Whoever Coined the Pharse "Terrible Twos" Apparently Did Not Yet Have a Three Year Old

Clayton turned 3 years old at the end of December.  At that point we had been pretty lucky and somehow escaped this so called "terrible twos".  I am not sure what is so terrible about a 2-year old, because for the most part Clay was easy.  I mean he had his moments, but nothing that couldn't be handled simply.  January flew by until somewhere near the end of the month my once "easy" little boy turned into something closely akin to tamed lion, easy and gentle one minute and aggressive and angry the next.  What in the world happened???

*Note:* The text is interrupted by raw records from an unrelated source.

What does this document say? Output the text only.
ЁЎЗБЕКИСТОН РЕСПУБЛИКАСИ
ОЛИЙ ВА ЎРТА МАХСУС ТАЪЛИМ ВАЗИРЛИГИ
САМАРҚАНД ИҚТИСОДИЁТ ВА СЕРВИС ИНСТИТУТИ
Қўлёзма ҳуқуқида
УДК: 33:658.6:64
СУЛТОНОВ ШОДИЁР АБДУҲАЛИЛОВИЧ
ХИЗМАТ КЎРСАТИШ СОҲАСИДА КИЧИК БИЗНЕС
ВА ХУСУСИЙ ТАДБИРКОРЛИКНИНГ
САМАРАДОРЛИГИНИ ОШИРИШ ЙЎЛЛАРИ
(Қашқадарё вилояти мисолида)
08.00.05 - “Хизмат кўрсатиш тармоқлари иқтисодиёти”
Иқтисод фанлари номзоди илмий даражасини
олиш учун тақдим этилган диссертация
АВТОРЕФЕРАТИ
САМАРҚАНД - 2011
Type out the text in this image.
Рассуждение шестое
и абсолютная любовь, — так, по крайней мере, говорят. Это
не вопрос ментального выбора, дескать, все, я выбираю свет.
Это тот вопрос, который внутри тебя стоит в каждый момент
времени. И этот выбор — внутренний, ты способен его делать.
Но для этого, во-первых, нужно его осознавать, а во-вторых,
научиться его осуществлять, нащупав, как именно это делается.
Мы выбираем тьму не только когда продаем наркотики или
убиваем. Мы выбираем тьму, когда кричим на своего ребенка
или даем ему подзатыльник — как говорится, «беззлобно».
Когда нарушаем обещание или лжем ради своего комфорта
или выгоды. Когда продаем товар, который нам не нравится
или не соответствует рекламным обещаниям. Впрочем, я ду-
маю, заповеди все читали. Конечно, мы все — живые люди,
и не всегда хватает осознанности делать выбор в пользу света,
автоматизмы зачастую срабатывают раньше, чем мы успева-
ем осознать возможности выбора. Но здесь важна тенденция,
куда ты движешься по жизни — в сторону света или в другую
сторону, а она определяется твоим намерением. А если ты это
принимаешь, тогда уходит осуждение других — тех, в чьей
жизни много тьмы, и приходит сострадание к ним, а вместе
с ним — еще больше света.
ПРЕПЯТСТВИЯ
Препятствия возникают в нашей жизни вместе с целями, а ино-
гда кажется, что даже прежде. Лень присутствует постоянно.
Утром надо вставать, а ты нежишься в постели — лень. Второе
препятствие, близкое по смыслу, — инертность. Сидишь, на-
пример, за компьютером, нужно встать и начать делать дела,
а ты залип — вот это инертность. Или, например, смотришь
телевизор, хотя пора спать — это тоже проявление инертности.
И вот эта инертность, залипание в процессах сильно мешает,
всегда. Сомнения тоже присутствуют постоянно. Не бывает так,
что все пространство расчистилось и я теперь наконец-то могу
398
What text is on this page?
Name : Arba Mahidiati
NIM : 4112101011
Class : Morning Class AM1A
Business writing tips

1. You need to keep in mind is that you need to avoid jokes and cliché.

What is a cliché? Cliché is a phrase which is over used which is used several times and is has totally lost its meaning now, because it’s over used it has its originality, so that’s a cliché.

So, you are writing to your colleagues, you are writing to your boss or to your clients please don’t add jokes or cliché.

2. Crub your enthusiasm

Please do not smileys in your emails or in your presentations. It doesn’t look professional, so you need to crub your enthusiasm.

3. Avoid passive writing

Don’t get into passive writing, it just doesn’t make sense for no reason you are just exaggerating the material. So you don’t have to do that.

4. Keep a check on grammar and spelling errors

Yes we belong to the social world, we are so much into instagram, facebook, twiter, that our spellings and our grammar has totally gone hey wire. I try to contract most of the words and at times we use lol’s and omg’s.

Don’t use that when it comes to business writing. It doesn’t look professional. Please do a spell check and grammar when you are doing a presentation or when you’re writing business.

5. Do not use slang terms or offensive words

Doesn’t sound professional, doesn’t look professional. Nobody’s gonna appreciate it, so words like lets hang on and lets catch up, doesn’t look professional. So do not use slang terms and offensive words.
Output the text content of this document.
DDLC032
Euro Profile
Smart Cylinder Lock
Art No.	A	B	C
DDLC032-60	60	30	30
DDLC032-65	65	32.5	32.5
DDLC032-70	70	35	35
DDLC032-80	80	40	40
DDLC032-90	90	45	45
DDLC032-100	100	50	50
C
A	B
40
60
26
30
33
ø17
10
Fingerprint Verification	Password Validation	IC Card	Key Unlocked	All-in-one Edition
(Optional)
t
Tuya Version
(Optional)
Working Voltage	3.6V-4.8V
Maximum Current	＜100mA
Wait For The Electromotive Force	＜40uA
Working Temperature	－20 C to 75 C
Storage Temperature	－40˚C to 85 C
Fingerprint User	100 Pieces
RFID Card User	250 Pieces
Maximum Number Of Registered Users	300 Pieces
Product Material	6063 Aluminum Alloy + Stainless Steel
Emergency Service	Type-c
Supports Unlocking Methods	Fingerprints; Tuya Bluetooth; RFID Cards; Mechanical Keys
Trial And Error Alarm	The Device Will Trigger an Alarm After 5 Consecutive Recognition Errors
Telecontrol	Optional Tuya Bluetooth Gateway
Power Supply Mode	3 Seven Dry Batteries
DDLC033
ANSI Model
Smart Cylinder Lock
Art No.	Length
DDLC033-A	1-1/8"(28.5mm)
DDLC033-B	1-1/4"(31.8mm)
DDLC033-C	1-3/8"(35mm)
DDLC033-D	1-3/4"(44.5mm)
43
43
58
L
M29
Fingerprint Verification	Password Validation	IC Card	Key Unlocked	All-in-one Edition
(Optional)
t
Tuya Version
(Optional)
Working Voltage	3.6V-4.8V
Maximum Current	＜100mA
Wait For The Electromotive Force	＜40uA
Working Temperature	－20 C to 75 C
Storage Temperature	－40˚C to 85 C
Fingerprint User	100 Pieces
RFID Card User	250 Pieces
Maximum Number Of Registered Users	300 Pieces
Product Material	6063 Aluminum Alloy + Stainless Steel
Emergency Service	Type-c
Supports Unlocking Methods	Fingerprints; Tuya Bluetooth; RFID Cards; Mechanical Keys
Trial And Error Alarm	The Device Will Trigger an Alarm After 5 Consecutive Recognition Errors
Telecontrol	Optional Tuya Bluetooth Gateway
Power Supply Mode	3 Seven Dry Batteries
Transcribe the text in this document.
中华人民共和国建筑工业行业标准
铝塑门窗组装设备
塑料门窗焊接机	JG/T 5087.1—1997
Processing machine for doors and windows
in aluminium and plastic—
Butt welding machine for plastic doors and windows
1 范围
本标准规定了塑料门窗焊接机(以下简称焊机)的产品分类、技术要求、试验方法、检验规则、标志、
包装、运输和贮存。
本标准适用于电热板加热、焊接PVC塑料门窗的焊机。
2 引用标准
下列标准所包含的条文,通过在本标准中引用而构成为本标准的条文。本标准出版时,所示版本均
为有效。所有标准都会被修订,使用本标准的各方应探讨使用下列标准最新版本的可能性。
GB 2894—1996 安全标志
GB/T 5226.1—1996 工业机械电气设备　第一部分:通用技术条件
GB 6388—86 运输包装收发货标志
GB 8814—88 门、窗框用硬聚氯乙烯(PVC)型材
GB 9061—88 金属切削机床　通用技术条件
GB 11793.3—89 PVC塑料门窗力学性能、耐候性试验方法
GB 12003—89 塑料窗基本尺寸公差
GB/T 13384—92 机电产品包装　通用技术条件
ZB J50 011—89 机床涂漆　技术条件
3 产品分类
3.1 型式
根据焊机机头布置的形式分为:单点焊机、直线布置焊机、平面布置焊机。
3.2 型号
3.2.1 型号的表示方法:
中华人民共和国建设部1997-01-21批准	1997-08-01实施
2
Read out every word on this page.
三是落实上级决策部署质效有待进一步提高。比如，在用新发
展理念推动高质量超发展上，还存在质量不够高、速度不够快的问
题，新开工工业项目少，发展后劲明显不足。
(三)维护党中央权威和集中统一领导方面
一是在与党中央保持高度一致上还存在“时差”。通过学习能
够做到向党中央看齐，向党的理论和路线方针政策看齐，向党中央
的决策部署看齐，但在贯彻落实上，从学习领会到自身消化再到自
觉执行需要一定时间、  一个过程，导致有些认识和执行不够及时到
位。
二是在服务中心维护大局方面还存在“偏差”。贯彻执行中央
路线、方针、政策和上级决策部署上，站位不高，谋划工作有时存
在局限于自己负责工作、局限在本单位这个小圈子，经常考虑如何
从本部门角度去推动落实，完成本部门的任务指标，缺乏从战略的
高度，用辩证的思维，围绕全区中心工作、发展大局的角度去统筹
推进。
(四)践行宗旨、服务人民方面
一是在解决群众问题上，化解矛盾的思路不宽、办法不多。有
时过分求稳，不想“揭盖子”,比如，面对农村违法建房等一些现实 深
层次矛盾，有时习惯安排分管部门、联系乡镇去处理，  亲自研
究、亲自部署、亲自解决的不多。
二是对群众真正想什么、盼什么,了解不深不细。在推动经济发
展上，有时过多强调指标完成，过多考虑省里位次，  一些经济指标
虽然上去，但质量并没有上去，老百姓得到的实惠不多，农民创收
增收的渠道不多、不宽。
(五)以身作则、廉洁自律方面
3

Now our days are definitely a mix of good and bad moments.  If I can get through an hour without a complete melt down from Clay, then I applaud myself and do a little happy dance!  He is currently testing his limits to the fullest.  Anything and everything is far game, even issues that I thought were long ago solved. 

Case in point: Mommy's shower.   I like to shower alone, but at one time it was easier to just bring Clay into the shower with me.  By doing this I know exactly where he is and that he is not getting into trouble.  An added bonus is that he's now had his bath and it is one less thing on my to-do list.  But long story short, a little boy cannot shower with his mother forever and at some point it has to end.  So just before Wesley was born I was done.  After a few days of tantrums while Mommy was in the shower and a couple of incidents of Clay climbing into my shower fully clothed it was over. Now I could shower alone (with the exception of the hot wheels, empty plastic bottles, and various other toys) or so I thought. 

The last two mornings I have spent my shower trying to wash my hair while holding the shower curtain closed as a 3-year old attempts to keep it open.  Additionally, I have been serenaded with the angry sounds of my tame lion making sure that I know and understand how displeased he really is.  The best part is there is no reasoning with him.  Who argues with a 3-year old anyway?? Not me (right).

Everything is dramatic and over the top when Clay feels he has been wronged or doesn't get his way.  When this occurs a tantrum, screaming, and lots of crying insues.  He even yells at me.  To add to all that he is as stubborn as they come and even puts me to the test.

Monday I took both boys and went to Savers (basically Goodwill) for their 50% off President's Day sale.  Yes, not only do I shop consignment and second hand stores, I shop them on sale!   I love getting a great deal and seeing how big my "you saved" amount at the bottom of my reciept can get, but that's another story.  I was looking for some larger cool weather clothes for Wes, size 4T stuff for Clay, and some jeans for myself (right now I have little that fits).  One great thing about shopping for kids clothes is there is no trying on necessary, but that is not the case with me.  So many brands, types of cuts and rise, streach and non-streach, plus the shrinkage factor of used clothes makes trying on a necessity for me.  Added in is the fact that I am dealing with a post-baby body and well I think one's body comes out different after each pregnacy. 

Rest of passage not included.